The American Football community in Russia is in mourning as the news was announced last weekend that Alexander Kovrigin, the “Man Who Introduced the Game to the USSR” had passed away at the age of 62.
Kovrigin, a native of Ozersk, a small town in Chelyabinsk region, was many things – a coach, a grandfather and a teacher – but he was also the man who brought American football to the Soviet Union.
Alexander served as a marine in the Soviet army in the late 1970s. The commander of his squad who previously guarded intelligence officer Rudolph Abel knew the basic rules of American football and organized his assigned soldiers to play it as a hobby.
As the legend goes, the Soviet marines even showed off their skills to their American counterparts during the crisis of 1978. The only obstacle was — the Soviets didn’t have a proper football, so they used a rugby ball instead.
After discharge from the military, Kovrigin returned home and taught rugby to local kids.
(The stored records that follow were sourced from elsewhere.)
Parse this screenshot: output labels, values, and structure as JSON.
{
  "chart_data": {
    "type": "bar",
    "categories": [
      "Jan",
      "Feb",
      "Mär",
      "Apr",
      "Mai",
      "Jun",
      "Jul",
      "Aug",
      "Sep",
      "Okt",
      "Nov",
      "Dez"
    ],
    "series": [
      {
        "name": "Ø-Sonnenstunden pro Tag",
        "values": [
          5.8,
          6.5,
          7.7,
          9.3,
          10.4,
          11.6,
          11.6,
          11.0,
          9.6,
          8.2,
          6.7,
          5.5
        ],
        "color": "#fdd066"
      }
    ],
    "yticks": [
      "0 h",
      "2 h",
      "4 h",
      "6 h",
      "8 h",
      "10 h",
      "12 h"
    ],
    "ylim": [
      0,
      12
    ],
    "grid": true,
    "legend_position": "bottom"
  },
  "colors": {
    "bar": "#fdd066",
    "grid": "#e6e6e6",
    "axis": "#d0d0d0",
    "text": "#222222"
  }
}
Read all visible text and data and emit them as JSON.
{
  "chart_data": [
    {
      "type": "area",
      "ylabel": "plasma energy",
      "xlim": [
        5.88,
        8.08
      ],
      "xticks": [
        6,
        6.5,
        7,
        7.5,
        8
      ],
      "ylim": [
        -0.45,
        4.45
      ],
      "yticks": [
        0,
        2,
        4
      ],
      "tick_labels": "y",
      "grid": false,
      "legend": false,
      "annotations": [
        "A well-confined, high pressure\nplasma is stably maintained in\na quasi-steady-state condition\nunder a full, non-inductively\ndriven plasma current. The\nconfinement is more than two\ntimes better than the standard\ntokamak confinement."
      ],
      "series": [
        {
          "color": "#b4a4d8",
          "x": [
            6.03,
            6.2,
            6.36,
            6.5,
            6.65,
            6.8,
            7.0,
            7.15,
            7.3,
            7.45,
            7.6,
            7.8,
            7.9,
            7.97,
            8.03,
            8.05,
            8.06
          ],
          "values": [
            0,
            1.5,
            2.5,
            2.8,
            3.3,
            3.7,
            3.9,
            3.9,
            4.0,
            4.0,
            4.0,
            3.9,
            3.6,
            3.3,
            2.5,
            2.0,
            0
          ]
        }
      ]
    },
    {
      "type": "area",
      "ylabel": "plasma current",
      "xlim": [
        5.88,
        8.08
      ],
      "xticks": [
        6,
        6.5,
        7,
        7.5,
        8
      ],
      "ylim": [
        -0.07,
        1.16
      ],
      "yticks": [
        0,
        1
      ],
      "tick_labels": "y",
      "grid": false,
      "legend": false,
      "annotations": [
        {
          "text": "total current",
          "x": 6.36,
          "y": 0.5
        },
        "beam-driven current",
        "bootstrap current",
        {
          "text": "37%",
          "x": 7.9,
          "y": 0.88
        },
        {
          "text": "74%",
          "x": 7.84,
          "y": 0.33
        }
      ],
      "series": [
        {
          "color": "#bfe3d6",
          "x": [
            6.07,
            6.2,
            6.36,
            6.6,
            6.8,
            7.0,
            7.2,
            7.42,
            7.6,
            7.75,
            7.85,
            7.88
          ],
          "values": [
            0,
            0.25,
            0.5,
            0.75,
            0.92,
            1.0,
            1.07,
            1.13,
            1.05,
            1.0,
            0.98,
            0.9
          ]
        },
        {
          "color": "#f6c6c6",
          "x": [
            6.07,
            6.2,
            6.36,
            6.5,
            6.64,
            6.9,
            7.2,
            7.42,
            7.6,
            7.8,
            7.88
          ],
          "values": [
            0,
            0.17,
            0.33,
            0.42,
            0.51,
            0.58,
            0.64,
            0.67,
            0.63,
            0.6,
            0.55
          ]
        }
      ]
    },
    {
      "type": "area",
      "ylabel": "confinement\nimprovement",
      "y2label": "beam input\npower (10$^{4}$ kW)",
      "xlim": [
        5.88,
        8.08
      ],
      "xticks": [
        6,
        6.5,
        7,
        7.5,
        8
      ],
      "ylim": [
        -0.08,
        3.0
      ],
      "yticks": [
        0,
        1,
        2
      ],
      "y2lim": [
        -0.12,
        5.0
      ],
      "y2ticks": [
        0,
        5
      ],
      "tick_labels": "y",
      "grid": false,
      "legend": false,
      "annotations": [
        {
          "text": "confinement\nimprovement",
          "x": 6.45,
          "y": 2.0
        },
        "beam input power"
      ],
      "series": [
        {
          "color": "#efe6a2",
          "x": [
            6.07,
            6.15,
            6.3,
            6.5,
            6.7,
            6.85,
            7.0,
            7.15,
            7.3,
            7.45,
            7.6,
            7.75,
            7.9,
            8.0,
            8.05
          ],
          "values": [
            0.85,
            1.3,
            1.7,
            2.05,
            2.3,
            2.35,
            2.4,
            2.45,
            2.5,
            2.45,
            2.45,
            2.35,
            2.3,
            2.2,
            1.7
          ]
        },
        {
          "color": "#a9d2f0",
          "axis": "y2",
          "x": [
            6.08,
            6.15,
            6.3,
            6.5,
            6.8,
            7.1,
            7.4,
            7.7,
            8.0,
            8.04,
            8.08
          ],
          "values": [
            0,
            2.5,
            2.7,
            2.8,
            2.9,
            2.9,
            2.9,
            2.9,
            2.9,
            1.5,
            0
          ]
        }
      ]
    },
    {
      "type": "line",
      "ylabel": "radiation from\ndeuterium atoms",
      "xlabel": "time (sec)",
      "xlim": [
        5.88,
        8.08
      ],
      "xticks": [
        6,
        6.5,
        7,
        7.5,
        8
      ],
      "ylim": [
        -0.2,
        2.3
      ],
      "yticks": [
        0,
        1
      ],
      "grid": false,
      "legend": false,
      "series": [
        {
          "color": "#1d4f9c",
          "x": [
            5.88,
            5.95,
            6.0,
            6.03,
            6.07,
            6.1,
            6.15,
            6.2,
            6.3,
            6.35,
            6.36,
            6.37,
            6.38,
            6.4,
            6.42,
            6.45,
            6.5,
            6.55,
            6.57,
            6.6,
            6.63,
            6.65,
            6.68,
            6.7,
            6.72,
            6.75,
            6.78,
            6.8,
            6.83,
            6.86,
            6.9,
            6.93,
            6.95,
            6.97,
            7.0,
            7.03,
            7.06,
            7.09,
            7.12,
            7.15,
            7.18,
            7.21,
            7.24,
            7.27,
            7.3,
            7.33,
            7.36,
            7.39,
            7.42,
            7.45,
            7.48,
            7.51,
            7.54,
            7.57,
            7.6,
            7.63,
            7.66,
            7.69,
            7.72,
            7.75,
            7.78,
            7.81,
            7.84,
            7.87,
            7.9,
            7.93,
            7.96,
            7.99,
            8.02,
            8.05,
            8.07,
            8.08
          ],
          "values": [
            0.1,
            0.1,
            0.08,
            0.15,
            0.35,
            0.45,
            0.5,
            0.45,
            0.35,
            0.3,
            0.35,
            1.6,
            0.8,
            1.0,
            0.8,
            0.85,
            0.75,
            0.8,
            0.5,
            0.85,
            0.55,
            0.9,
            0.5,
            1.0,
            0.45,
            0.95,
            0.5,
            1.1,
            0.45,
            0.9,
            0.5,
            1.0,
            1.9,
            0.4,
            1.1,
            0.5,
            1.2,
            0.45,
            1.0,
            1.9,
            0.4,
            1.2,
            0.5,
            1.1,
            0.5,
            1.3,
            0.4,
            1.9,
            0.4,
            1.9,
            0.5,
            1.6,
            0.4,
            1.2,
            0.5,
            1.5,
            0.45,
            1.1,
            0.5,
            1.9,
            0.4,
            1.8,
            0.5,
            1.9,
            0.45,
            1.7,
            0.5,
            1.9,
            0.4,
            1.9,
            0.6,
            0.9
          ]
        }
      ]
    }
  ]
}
Only in 1987, when Perestroika had already started and the United States had become something different than just an enemy to the local press, he had this idea to create the first American football team in the USSR.
December 15th, 1987 is basically the date American football was born in the USSR. That’s when a group of 14-16 year old boys from Chelyabinsk-65 (previous name of Ozersk) had their first football practice in a local school — with no proper equipment and on the wooden floor of school gymnasium.
The idea caught on with local boys. They used hockey pads and motorcycle helmets with manually attached masks. A team from an Oklahoma school that had visited the Soviet Union in the late 80s, took some of it to their museum — players were amazed by the handmade equipment.
In 1988, Kovrigin told the Soviet Rugby Federation that he managed to create an American football team. And eventually they played the very first football game — Kovrigin’s team “Federals” versus a rugby team, the “Fili” from Moscow. Rugby players were much better athletes but had no clue about the rules (their first impression was — games are basically the same so we’ll win anyway) and forfeited after three touchdowns.
That game brought attention to the new game and helped Kovrigin to officially register his team in the Rugby Federation as the first ever American football team in the USSR.
New teams started to appear — in Siberia, in Kharkiv and of course in Moscow. Athletes from different sports tried this new exotic game and that’s how the first Soviet superclub, the Moscow Bears, came along.
Kovrigin didn’t tie his whole life with football. In 1993, he moved to Vilnius and his team couldn’t hit next level without money coming in. But the sports grew in other cities even after the collapse of the Soviet Union. The biggest accomplishment of American football in Russia was winning the Junior European Championship in 2002.
But even if Kovrigin and the game parted ways, he will always be known as the father of American football in the USSR.
It’s ironic that the most American game in the world came to their enemies at the time through a closed Siberian military city. And in the 1990s, this game was used to bring two nations together.
Rest in peace, Alexander Kovrigin. The whole football community of Russia and nearby countries will miss and remember you.